Zawrócić czas
Recenzja
Kengo wymusza na Hidetoshim podjęcie decyzji dotyczącej ich związku, ale ten ostatni nie wydaje się z tego powodu nieszczęśliwy. W końcu ma to, czego pragnął od wielu lat, choć pewne przyzwyczajenia trudno wyrugować. Hidetoshi nadal ma wątpliwości czy Kengo faktycznie go kocha, czy też spotyka się z nim z litości, bo boi się stracić przyjaciela. Niestety żadne zapewnienia ze strony kochanka nie są w stanie go uspokoić, oczywiście do czasu. Zresztą Kengo też nie czuje się komfortowo, obawia się, że ukochany znowu zniknie z jego życia lub, co gorsza, wróci do brutalnego byłego partnera. Ale wspólna codzienność i częste rozmowy powoli cementują związek panów…

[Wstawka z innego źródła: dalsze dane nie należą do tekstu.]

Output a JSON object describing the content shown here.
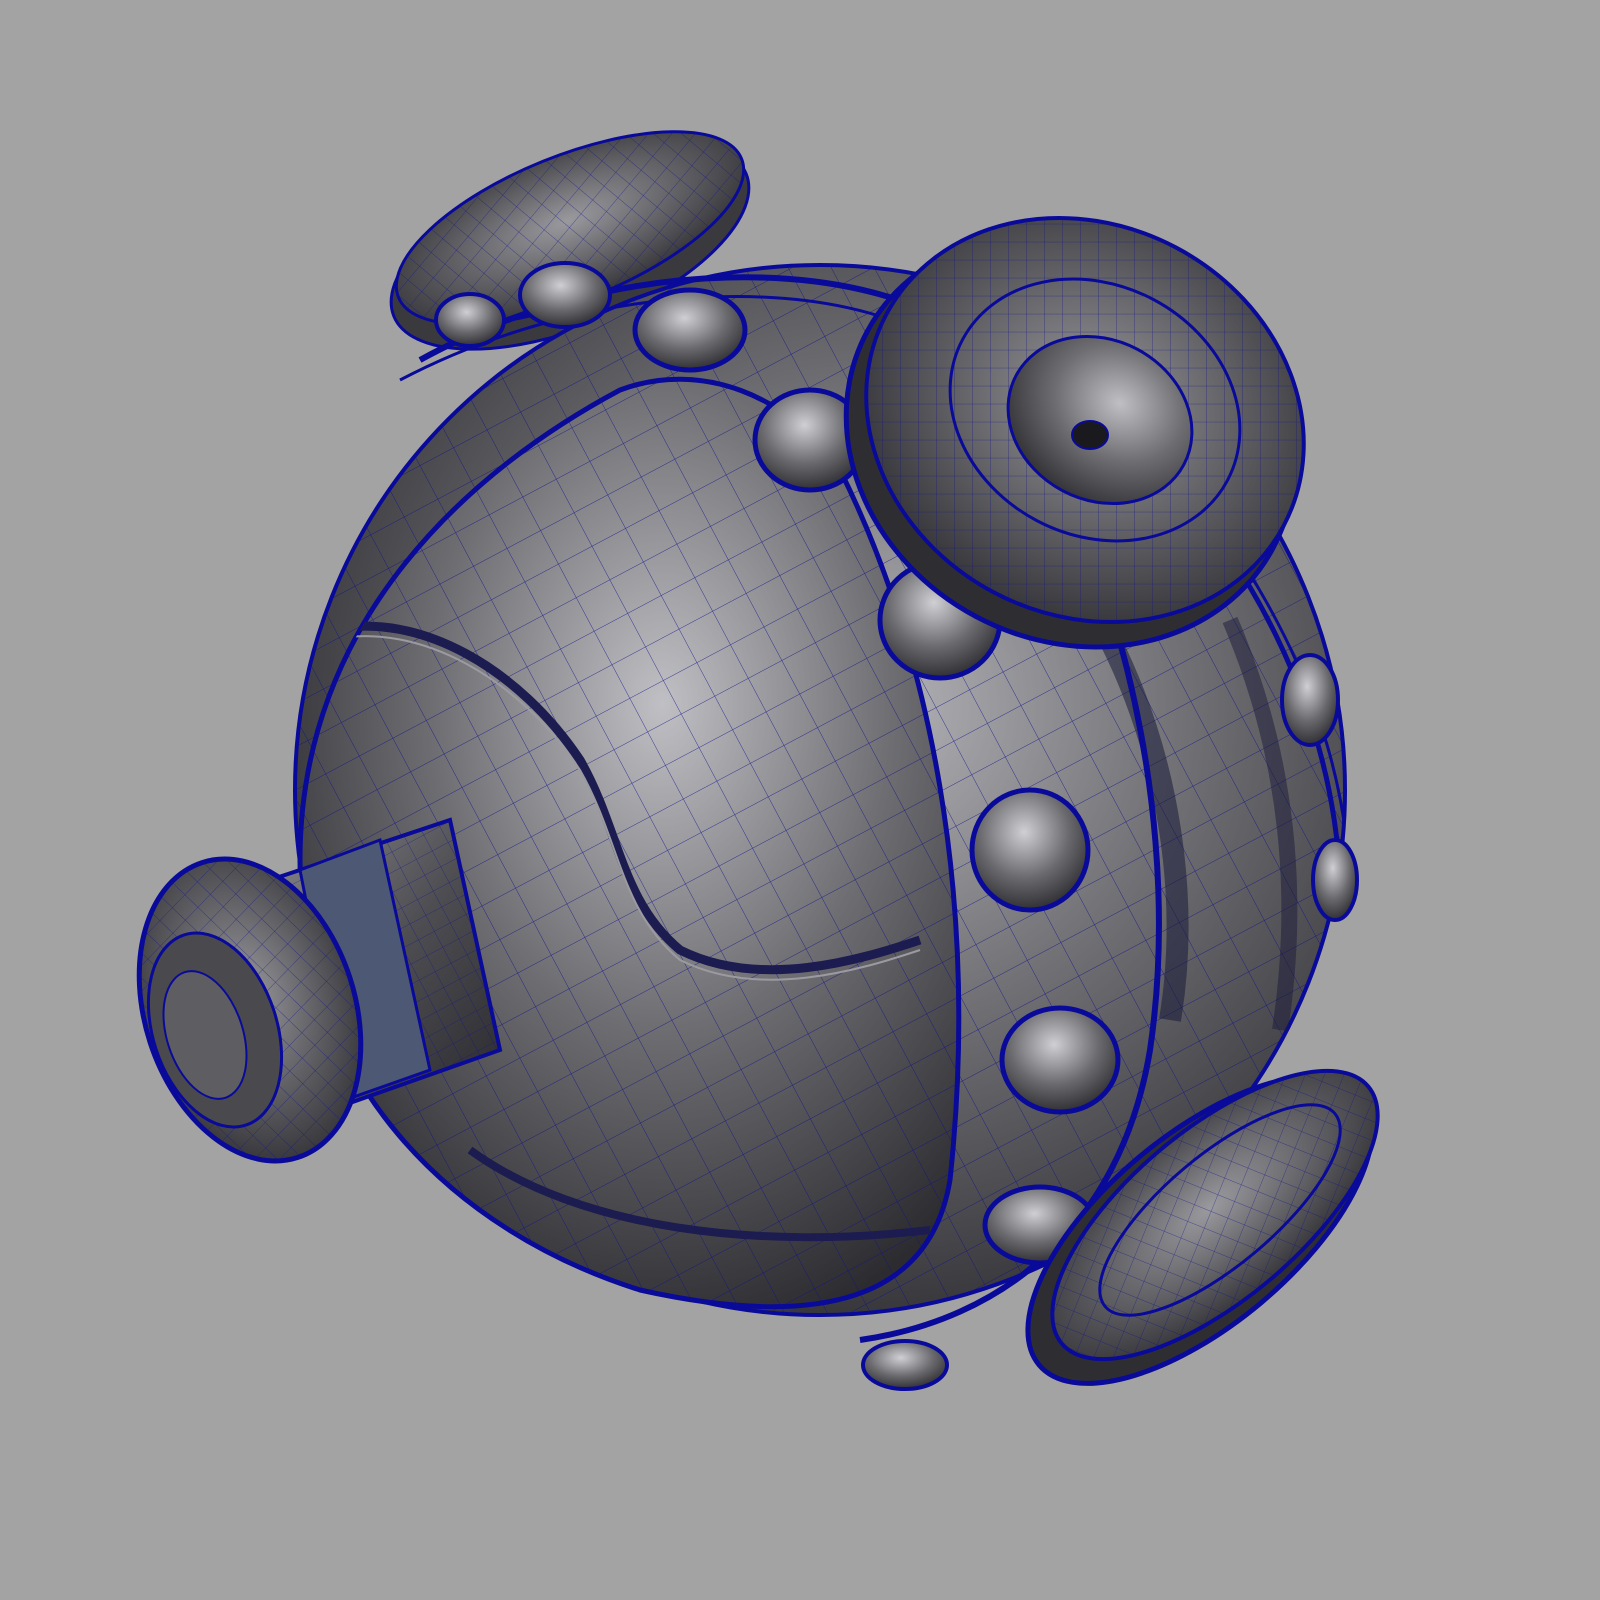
{
  "viewport": {
    "background_color": "#a3a3a3",
    "object": "mechanical-sphere-wireframe",
    "colors": {
      "shell_light": "#b4b4b8",
      "shell_mid": "#6a6a6e",
      "shell_dark": "#2a2a2e",
      "wireframe": "#101088",
      "wire_edge": "#0a0a9a",
      "accent_band": "#4c5874"
    },
    "parts": {
      "studs_ring": 10,
      "cylindrical_caps": 3
    }
  }
}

Tom drugi to właściwie kropka nad i, ponieważ już od pierwszych stron wiadomo, że wszystko skończy się szczęśliwie. Naturalnie jest kilka problemów, z którymi muszą się zmierzyć bohaterowie, ale chyba nikt nie ma wątpliwości, że dadzą sobie radę. Konieczność spotkania się z byłym chłopakiem, nagłe pojawienie się eksdziewczyny sprzed lat czy odnowienie relacji z rodziną wydają się nic nie znaczącymi przeszkodami. Fabuła leniwie, ale konsekwentnie zmierza ku ciepłemu i uroczemu finałowi, ale to akurat żadna niespodzianka. Nieco bardziej ortodoksyjne fanki yaoi ucieszy zapewne fakt, że w przeciwieństwie do części pierwszej, tom drugi obfituje w sceny łóżkowe. Warto jednak zaznaczyć, że nie są one wulgarne czy niesmaczne. Zmienił się też nastrój – jest pogodniej i cieplej, wyraźnie widać, że najgorsze już za bohaterami, nawet jeśli chwilami dręczą ich jeszcze wątpliwości. Nie zabrakło również charakternej i zapadającej w pamięć koleżanki z pracy Kengo, Yuuny. Podsumowując, druga część skupia się na teraźniejszości i zgrabnie zamyka wszystkie wątki, pozostawiając czytelnika zadowolonego z lektury.
Jakość wydania nie zmieniła się. Matowa, ładnie zakomponowana obwoluta tym razem utrzymana jest w odcieniach różu i pomarańczu. Z tyłu znajdziemy krótki opis mangi, a na skrzydełku z przodu jeszcze krótsze biogramy autorek. Tomik rozpoczyna kolorowa ilustracja, przedstawiająca głównych bohaterów, a wydrukowana na papierze kredowym. Dalej znajdziemy stronę tytułową i spis treści. Komiks rozpoczyna przypomnienie tego, co działo się w poprzednim tomie i skrótowy opis postaci – dodatek przydatny i mile widziany, zwłaszcza że odstęp wydawniczy między kolejnymi częściami jest spory. Ponownie nie mam żadnych zastrzeżeń do jakości druku, jest schludnie, ostro i z dbałością o detale oraz odpowiednie nasycenie. Mam natomiast drobne uwagi względem tłumaczenia, które wypada bardzo dobrze, ale trochę zgrzytały mi pewne drobiazgi. Na stronie sto sześćdziesiątej Kengo stwierdza: Nie chcę żebyś zdawał raport, tylko byś przychodził do mnie po radę! – to „byś” brzmi wręcz kuriozalnie. Nie wiem czy tłumaczka próbowała uniknąć powtórzenia, czy może nadgorliwa korekta coś tu zmieniła, ale efekt jest taki, że cały rytm zdania się zgubił. Poza tym w mandze pojawiają się angielskie zwroty, które z powodzeniem można zastąpić polskimi odpowiednikami (freelancer) lub w nieskomplikowany sposób przetłumaczyć opisowo (coming out). Na końcu tomu znajdziemy posłowie Kotetsuko Yamamoto, ośmiostronicowy dodatek pod tytułem Słodkie zmartwienie, który można uznać za epilog opowieści oraz kolejne posłowie, Haruhi Sakiyi. Ostatnią stronę zajmuje stopka redakcyjna.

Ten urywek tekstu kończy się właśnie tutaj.